To achieve this mission, Welteroth has joined forces with other celebrity founders and investors, including John Legend, Chrissy Teigen, Kelly Rowland, and tennis champion and birthFUND co-founder Serena Williams.

“Having babies in America was a wake-up call for both of us,” Williams said of the partnership in an op-ed for Time Magazine coauthored by Welteroth. “We have both accomplished a lot in our lives and careers [and] needless to say, we can do hard things. But nothing made us feel as disempowered as being pregnant and Black in America, left to rely upon a medical system that is statistically failing people who look like us.”

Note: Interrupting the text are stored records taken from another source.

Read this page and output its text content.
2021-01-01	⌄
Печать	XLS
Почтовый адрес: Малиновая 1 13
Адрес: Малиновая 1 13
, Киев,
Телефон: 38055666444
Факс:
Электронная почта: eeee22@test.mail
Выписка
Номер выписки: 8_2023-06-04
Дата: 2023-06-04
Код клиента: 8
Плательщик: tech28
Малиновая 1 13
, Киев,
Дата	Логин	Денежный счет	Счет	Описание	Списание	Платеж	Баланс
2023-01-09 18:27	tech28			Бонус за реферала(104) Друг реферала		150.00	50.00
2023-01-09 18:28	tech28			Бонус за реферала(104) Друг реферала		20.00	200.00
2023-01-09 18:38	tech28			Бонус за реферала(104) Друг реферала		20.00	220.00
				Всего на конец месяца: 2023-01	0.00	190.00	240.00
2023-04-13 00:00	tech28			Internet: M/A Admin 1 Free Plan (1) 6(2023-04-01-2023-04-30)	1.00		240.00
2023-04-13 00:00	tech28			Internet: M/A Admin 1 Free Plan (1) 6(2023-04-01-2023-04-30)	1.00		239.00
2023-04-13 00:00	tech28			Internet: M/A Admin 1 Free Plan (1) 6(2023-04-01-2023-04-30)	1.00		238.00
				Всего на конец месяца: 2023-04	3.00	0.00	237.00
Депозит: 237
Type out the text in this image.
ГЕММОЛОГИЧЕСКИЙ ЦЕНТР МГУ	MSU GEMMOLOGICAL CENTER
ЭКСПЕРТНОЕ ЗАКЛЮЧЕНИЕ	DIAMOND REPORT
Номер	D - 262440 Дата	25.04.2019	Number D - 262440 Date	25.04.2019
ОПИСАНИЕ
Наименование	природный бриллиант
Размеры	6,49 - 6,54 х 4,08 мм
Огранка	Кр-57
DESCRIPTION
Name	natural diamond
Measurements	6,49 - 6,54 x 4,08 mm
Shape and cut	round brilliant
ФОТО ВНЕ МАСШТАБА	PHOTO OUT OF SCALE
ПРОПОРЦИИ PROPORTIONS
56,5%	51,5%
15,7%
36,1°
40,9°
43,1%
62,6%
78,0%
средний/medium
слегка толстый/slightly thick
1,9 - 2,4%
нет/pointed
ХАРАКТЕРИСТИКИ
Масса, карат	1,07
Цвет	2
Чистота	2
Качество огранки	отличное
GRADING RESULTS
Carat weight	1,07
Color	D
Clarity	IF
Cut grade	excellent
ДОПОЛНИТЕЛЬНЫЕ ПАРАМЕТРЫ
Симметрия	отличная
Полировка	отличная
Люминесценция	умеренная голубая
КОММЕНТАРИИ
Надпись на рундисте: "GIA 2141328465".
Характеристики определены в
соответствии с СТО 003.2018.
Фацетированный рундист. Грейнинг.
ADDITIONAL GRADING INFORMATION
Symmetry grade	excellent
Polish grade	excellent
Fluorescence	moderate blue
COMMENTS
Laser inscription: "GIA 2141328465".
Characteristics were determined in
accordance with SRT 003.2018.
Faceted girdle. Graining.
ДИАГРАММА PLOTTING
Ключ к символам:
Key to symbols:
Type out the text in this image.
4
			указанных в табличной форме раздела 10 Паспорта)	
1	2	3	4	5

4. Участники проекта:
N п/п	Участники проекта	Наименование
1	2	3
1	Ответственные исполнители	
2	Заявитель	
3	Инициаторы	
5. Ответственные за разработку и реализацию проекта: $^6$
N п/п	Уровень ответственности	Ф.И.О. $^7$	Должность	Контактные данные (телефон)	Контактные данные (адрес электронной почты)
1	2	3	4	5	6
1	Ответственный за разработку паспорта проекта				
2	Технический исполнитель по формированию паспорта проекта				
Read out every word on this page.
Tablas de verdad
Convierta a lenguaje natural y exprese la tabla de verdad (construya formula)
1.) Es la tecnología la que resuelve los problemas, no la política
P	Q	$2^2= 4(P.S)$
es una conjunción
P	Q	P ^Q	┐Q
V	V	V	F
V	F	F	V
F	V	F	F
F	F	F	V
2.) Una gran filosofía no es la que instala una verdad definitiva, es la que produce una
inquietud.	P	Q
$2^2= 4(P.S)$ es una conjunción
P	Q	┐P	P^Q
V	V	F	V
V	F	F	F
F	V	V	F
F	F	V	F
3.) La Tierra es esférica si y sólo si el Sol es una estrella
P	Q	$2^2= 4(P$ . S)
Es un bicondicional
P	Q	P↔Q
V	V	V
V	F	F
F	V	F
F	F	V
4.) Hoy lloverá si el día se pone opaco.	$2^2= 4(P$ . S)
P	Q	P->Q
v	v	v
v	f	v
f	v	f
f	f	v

Williams nearly died during the delivery of her first child in 2017 and had to undergo four surgeries afterward. The United States has the highest rate of maternal mortality in the world, according to TK. Black women are three times more likely to die in childbirth than non-Black mothers. The World Health Organization reports that Midwifery care could avert more than 80% of all maternal deaths, stillbirths, and neonatal deaths. 

Welteroth and birthFUND hope to remove financial barriers that keep women from accessing this lifesaving care. 

“We want to be part of creating solutions that change not only the conversation but also the standard of birth care in this country,” Welteroth and Williams wrote. “Parents deserve access to safe, dignified care. Right now, that human right is out of reach for far too many.”